Teddy Kennedy’s Incredible Attack on Alito


Published January 7, 2006

National Review Online

After a thorough investigation, the American Bar Association unanimously gave Judge Alito its highest rating (“well qualified”) on its criteria of “integrity, professional competence and judicial temperament.” But that hasn’t stopped Teddy Kennedy from cobbling together a nasty hit piece on Judge Alito (“Alito’s Credibility Problem“) in today’s Washington Post.

Kennedy’s attack is a jumble of distortions, inventions, and non sequiturs. In the interest of brevity, I’m going to refrain from revisiting Kennedy’s own credibility. Here’s a quick response to Kennedy’s five stated areas of concern:

1. Alito’s 1985 job application essay sets forth a classic statement of American principles: “I believe very strongly in limited government, federalism, free enterprise, the supremacy of the elected branches of government, the need for a strong defense and effective law enforcement, and the legitimacy of a government role in protecting traditional values. In the field of law, I disagree strenuously with the usurpation by the judiciary of decisionmaking authority that should be exercised by the branches of government responsible to the electorate.”

Kennedy asserts, without anything resembling an argument, that these views “raise serious concerns about [Alito’s] ability to interpret the Constitution with a fair and open mind.” He also claims that Alito tried to distance himself from those views by telling Kennedy that he “was just a 35-year-old seeking a job.” A well-informed source tells me that Kennedy’s quote is a concoction and that Alito has never tried to suggest that the 1985 essay was not a genuine statement of his views at that time.

2. Kennedy finds nefarious Alito’s “membership” in Concerned Alumni of Princeton. But Alito was enrolled in the ROTC program at Princeton when Princeton, in the midst of the Cold War, decided to eliminate that program. Concerned Alumni of Princeton opposed that decision and Princeton’s later resistance to ROTC. Alito’s membership in CAP evidently consisted merely of dues payment.

Although Alito admirably doesn’t pretend decades later to a specific recollection of why he joined CAP, it would seem obvious that its support for ROTC was the driving factor. Beyond its role in national defense, ROTC enabled students like Alito from families of modest income to attend Princeton.

I don’t claim to know much about CAP, but does the Left really want to advance the position that it is fair to impute to a person who joins an organization every single position that organization takes, as well as any statements made by members of that organization? If we want to play games like that, it’s interesting to note that Kennedy’s main expert on CAP (and the witness Democrats initially slated for the confirmation hearing) equates eating meat with complicity in the Holocaust.

3. Only Senator Kennedy seems to think it significant that Judge Alito failed to recuse himself from a case that ethics experts agree he had no obligation to recuse from. Alito has explained that his practice was to recuse from cases involving Vanguard even though he was not ethically obligated to do so and that, through an oversight, he mistakenly took part in one case.
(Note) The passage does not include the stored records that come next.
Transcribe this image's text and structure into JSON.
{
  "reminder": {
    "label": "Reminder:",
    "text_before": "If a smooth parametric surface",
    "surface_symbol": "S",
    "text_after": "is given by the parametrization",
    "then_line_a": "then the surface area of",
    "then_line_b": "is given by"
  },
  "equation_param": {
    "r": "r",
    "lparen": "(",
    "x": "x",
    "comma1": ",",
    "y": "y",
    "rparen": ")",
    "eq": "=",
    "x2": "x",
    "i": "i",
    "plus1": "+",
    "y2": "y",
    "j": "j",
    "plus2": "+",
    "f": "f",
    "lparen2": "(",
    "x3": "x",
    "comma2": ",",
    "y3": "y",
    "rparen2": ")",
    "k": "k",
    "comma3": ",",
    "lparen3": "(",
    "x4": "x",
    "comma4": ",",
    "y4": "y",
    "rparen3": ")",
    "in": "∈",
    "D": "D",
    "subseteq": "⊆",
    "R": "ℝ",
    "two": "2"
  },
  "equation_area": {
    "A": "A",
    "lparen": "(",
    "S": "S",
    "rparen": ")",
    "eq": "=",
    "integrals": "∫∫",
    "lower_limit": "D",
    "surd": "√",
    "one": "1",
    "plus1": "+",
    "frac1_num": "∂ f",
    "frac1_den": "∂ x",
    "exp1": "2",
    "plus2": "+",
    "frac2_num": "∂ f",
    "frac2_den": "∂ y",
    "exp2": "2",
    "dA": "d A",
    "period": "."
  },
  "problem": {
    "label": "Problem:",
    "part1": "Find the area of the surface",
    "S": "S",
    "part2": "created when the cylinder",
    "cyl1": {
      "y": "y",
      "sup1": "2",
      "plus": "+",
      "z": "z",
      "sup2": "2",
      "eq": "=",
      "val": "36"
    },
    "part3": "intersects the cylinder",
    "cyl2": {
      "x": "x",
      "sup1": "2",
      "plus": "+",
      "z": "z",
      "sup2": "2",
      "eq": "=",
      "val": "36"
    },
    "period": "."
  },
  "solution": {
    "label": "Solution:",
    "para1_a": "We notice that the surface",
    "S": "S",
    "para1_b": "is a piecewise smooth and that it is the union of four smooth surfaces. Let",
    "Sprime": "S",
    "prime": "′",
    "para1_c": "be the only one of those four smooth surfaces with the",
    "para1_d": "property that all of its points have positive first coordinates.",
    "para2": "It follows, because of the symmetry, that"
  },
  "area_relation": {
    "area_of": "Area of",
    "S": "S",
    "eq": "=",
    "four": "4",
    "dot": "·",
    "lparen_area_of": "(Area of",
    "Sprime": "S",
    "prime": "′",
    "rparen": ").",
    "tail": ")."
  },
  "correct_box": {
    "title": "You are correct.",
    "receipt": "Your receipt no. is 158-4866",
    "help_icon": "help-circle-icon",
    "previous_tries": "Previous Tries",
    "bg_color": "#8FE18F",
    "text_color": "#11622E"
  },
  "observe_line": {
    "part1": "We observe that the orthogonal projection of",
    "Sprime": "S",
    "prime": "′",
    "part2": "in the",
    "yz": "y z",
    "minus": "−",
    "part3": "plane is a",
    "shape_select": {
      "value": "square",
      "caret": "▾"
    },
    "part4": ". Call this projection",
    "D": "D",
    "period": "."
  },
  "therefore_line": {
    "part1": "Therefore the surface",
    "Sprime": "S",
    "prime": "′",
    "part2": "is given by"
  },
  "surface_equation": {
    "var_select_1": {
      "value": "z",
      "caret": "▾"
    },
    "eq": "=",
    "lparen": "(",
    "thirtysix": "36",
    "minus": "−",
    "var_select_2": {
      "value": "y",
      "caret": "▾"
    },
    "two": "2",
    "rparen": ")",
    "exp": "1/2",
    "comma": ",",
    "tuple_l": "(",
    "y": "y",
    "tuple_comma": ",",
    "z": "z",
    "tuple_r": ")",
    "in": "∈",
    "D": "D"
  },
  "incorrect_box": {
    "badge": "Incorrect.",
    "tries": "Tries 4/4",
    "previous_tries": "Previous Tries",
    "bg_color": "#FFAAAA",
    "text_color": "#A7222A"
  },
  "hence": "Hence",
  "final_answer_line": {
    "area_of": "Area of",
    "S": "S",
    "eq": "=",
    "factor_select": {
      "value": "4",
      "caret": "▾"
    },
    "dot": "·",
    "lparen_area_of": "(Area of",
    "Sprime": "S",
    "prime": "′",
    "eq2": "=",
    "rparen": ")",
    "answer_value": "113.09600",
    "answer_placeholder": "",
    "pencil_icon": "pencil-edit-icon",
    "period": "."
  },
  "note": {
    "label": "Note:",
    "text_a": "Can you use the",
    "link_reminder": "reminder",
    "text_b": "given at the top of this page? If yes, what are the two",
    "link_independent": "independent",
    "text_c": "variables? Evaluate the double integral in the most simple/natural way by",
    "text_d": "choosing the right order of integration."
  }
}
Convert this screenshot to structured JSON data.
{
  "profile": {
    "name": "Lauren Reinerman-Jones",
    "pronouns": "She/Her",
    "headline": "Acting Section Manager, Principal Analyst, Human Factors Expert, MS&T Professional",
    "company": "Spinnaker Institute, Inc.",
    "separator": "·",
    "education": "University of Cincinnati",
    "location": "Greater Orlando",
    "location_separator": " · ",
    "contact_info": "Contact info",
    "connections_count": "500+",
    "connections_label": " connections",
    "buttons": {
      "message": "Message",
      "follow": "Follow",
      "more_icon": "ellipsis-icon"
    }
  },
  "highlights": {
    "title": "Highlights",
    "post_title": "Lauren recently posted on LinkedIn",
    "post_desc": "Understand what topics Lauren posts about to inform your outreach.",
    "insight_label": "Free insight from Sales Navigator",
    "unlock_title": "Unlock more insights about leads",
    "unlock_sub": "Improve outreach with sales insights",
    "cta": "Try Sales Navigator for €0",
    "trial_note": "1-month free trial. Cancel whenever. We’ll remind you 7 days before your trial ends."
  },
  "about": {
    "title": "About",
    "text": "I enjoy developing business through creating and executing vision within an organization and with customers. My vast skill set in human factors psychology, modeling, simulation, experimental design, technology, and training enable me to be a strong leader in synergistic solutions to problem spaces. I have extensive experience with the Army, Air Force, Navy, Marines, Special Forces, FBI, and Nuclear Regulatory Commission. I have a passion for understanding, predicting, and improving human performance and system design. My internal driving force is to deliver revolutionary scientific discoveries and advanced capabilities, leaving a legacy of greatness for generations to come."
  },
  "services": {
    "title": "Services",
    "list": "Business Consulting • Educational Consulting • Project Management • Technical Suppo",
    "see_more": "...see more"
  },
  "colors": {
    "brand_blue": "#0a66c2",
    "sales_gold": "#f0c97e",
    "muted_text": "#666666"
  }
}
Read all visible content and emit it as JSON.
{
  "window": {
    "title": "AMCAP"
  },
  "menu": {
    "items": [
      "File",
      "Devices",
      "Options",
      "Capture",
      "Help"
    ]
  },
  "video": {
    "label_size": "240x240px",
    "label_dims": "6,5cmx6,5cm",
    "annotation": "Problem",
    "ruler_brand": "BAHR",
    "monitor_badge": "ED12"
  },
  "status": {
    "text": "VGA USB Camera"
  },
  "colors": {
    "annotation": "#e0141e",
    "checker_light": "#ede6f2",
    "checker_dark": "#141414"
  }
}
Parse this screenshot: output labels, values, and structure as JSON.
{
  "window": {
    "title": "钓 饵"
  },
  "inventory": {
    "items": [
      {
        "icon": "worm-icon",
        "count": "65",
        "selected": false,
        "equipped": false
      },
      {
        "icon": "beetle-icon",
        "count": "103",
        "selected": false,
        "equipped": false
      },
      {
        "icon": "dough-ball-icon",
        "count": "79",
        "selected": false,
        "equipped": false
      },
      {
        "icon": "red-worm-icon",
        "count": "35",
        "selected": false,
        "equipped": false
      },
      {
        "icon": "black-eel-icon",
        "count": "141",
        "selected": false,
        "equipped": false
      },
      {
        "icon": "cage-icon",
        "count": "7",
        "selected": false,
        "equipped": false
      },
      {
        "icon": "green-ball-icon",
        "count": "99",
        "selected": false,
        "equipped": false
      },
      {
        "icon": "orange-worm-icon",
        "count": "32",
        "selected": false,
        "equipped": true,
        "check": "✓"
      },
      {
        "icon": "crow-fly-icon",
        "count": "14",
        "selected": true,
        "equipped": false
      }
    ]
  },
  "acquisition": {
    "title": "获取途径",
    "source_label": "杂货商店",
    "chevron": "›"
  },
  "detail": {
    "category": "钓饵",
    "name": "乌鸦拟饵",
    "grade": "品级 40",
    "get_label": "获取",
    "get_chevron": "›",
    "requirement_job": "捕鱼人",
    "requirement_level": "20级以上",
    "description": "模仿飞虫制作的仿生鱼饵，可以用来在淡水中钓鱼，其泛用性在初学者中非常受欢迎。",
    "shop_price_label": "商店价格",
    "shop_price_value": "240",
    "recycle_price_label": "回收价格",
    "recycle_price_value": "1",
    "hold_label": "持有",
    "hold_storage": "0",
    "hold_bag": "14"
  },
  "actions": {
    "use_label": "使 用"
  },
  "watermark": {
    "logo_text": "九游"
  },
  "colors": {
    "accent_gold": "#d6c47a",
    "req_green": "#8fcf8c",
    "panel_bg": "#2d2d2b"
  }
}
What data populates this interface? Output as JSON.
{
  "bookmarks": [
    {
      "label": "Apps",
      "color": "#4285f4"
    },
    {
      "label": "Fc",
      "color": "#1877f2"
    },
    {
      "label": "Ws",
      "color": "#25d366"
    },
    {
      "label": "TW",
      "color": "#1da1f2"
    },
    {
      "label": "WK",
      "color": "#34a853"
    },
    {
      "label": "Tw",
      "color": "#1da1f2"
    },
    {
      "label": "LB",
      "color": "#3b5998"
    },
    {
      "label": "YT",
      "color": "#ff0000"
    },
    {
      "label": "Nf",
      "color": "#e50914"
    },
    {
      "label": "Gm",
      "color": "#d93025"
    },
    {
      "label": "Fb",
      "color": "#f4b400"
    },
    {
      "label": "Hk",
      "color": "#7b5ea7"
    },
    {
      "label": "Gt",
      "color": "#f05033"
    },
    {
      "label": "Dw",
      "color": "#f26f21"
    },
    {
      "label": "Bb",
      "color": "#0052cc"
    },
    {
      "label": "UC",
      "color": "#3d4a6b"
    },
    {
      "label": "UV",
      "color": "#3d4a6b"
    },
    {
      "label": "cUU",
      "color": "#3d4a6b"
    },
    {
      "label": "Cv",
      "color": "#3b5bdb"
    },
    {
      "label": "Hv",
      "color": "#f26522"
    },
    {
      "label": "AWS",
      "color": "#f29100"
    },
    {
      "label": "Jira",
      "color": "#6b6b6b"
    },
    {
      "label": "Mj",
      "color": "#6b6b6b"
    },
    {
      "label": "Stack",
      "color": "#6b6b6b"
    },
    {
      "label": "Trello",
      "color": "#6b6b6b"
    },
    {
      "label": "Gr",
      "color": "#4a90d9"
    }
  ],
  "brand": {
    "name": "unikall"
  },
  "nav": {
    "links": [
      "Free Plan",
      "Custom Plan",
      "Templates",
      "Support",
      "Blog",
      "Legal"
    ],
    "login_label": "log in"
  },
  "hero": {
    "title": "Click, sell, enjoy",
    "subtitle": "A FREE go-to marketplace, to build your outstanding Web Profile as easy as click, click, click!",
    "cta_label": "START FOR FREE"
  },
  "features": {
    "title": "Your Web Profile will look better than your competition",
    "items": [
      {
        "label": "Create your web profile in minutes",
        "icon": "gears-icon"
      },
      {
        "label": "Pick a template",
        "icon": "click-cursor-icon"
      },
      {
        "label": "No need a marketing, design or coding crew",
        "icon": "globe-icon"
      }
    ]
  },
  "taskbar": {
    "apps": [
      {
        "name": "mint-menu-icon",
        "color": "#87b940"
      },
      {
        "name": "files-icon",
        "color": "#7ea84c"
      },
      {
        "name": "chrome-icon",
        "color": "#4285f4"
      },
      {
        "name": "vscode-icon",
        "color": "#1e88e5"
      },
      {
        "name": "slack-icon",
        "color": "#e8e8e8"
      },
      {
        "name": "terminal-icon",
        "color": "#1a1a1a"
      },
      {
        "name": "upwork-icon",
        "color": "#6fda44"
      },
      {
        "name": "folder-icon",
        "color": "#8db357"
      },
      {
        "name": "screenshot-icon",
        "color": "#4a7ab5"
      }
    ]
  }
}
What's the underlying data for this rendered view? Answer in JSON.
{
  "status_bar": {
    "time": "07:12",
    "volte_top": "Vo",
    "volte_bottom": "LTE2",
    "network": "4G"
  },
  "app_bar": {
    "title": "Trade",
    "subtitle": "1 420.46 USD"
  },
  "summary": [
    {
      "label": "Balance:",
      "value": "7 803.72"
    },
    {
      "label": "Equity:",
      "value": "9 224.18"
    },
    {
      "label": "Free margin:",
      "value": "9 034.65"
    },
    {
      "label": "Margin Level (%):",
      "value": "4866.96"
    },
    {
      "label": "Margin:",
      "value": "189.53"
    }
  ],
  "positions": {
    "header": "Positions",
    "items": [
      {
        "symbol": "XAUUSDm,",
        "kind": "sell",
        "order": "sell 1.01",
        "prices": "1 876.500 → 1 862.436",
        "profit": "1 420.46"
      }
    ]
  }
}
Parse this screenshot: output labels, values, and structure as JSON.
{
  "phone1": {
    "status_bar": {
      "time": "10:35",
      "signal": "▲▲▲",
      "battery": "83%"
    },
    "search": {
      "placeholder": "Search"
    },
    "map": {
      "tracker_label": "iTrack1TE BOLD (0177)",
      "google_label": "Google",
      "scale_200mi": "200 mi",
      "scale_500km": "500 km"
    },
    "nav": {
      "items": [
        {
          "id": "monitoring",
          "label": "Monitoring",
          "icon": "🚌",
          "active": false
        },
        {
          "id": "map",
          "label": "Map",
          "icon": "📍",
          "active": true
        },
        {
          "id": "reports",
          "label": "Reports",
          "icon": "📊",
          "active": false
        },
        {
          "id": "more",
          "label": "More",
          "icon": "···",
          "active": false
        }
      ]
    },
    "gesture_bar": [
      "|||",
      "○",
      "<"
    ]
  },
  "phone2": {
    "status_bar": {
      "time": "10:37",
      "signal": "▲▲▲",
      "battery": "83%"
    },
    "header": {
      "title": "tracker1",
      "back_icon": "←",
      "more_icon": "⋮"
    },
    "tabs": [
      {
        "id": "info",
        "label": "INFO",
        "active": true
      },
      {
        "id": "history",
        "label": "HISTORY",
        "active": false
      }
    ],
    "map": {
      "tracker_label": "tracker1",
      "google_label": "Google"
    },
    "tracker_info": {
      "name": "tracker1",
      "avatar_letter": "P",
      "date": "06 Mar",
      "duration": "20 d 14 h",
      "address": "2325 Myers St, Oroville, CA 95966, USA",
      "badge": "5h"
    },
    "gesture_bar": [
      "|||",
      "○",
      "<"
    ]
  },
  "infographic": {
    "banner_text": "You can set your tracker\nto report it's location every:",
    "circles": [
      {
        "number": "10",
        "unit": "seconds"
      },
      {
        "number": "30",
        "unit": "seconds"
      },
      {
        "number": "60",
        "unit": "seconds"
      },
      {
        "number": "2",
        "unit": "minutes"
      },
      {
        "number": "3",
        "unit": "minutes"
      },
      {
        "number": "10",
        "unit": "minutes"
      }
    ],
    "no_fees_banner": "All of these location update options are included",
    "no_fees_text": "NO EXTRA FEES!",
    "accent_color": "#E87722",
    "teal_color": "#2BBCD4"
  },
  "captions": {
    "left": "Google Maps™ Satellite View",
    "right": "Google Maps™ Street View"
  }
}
When the mistake was called to his attention, he remedied it by having the case re-argued before a different panel (which unanimously reached the same result that his unanimous panel had reached).

Lots of judges throughout the country have, through innocent oversights, mistakenly taken part in cases that the ethics rules would bar them from, and Kennedy himself was dismissive of far more serious complaints against Stephen Breyer, his former staffer, when Breyer was nominated to the Supreme Court in 1994. The notion that Alito’s inadvertent involvement in a case that he wasn’t barred from raises any issue of integrity is ludicrous. And Kennedy’s reference to Alito’s “investments in Vanguard funds” (as though there were some plausible argument that Alito was trying to advance his own financial interests) is shameful.

4. Kennedy claims that Alito has “sided with the government and against the citizens” in numerous cases and that this somehow shows that he has not been an impartial decisionmaker. It’s rather strange for an elected representative to posit the false dichotomy between the “government” and the “citizens”. In any event, Kennedy offers not a scintilla of evidence that Alito has not been impartial.

5. Kennedy somehow thinks that remarks that Alito offered in a non-judicial capacity bear on Alito’s commitment to set aside his personal beliefs when acting as a judge. Worse, he confuses the theory of the “unitary executive” with the distinct question of the scope of executive powers.

In sum, the only questions of credibility, fairness and decency raised by Kennedy’s op-ed (if indeed these questions are still open ones in anyone’s mind) are whether Kennedy can credibly, fairly, and decently assess Judge Alito’s manifest and compelling qualifications for the Supreme Court.